Compte tenu de ces éléments, le simple affichage lié à la NZBA ne peut pas suffire à estimer la robustesse de la politique climat de l’entreprise. Il est ainsi nécessaire d’estimer qualitativement l’ambition des engagements pris, en analysant notamment :

  • Le nombre de secteurs carbo-intensifs couverts par ces engagements.
  • L’étendue des émissions couvertes pour chaque secteur (scopes 1, 2, 3).
  • L’unité et la date de départ choisies pour l’objectif (les objectifs fixés en absolu étant plus ambitieux que
  • ceux fixés en relatifs).

Un cadre en pleine mutation

Afin de gagner en crédibilité, NZBA a intégré en 2023 l’obligation pour les banques signataires de publier également leurs émissions facilitées et de fixer des objectifs alignés sur 1,5°C. Les émissions facilitées correspondent aux émissions de gaz à effet de serre liées à l’activité d’intermédiaire financier entre les émetteurs à la recherche de capitaux et les investisseurs.

Dans le cas de cette nouvelle obligation de NZBA, les membres ont jusqu’au 1er novembre 2025 pour publier ces émissions facilitées et objectifs associés. Limite notable de cette mise à jour en termes de transparence et de comparabilité, les banques pourront désormais afficher leurs émissions facilitées et financées dans un seul et même chiffre consolidé.

Un secteur encore largement exposé aux énergies fossiles

Au cœur de l’actualité des banques, la mise en avant des politiques d’exclusion du financement aux énergies fossiles sont de plus en plus « monnaie courante ». En tant qu’investisseur, il est important de rester vigilant quant à l’application concrète de ces engagements et au périmètre concerné. En effet, ces dernières ne couvrent pas systématiquement la totalité des activités bancaires (financement direct, project finance, finance de marché, etc.). De surcroît, elles ne couvrent pas toutes la même part de la chaîne de valeur des secteurs gaziers et pétroliers : certaines n’excluent que les activités de recherche ou de forage, d’autres vont plus loin et excluent par exemple les activités de distribution ou de transport. Enfin, toutes les politiques n’excluent pas uniformément les énergies fossiles non-conventionnelles (hydrocarbures difficiles à exploiter par les méthodes d’extraction conventionnelles et donc plus coûteuses et plus polluantes) comme le pétrole en Arctique ou en eau profonde, le gaz et pétrole de schiste ou les sables bitumineux. Le constat actuel est que les progrès attendus sont significatifs pour permettre d’aligner les financements aux scénarios Net Zero.

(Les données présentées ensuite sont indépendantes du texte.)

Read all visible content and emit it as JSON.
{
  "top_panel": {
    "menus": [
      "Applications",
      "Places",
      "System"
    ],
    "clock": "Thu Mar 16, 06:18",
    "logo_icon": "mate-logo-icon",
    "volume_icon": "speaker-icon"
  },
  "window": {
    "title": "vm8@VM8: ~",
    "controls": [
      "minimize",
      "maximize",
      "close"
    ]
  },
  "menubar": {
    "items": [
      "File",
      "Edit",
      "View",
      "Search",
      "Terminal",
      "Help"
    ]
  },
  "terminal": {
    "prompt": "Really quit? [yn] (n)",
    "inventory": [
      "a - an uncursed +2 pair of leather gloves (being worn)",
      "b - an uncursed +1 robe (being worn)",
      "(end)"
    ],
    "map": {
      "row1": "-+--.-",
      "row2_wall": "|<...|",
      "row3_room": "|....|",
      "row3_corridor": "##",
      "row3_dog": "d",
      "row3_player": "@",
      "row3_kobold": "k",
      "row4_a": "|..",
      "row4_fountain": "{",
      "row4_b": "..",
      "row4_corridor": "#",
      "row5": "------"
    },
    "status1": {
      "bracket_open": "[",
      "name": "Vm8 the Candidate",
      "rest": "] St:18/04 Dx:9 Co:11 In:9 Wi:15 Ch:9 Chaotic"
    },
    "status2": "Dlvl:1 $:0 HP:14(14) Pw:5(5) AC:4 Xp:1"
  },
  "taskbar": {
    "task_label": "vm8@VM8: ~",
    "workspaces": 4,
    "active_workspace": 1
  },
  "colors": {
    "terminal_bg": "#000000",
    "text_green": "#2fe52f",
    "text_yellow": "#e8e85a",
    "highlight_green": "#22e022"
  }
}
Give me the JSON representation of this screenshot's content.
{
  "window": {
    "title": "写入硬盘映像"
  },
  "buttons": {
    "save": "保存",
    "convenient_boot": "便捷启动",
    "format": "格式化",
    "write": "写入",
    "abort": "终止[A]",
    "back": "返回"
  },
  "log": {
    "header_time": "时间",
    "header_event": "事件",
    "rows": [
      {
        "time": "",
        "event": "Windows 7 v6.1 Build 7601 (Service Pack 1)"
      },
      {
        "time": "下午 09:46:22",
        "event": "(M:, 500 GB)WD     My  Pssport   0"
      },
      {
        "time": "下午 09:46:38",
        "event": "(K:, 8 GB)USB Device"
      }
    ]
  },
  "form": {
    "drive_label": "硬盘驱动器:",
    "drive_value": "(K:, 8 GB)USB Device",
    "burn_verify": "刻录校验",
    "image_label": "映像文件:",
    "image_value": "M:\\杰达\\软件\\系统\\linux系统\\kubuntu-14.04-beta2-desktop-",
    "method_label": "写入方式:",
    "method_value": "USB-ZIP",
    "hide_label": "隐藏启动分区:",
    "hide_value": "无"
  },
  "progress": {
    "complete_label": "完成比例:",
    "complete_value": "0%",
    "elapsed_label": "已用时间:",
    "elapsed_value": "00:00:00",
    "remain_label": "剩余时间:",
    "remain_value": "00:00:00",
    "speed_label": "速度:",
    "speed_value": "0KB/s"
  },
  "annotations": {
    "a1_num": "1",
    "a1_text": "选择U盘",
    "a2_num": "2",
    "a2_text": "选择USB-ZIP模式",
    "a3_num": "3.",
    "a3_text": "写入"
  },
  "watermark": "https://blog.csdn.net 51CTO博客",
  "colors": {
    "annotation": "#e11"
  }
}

Inciter à allouer ses financements vers la transition

D’après le scénario net zéro de l’AIE, d’ici à 2030, pour chaque dollar alloué au financement des énergies fossiles, cinq dollars devraient être alloués au financement des énergies propres. Aujourd’hui proche du ratio de 3 pour 1 pour les banques européennes, le financement des activités durables est incité par l’intégration récente du GAR (Green Asset Ratio) dans le pilier 3. Rendu obligatoire depuis janvier 2024, cet indicateur mesure la part des actifs financés alignés à la taxonomie européenne. Le financement de la transition doit s’accentuer mais représente une opportunité intéressante pour le secteur bancaire.

Alors que les banques européennes prennent de l’avance au niveau de leurs engagements en matière de climat, de réduction des émissions financées par secteur (NZBA), que des politiques émergent sur l’arrêt du financement de nouveaux projets fossiles et qu’en filigrane le financement des énergies propres s’accélère, la véritable limite dans l’interprétation des stratégies des banques est l’opacité. L’arrivée de nouvelles réglementations ainsi que l’actualisation des standards de place comme NZBA devrait permettre, nous l’espérons, d’apporter plus de transparence et d’encourager les prêteurs à intégrer encore davantage de considérations climatiques.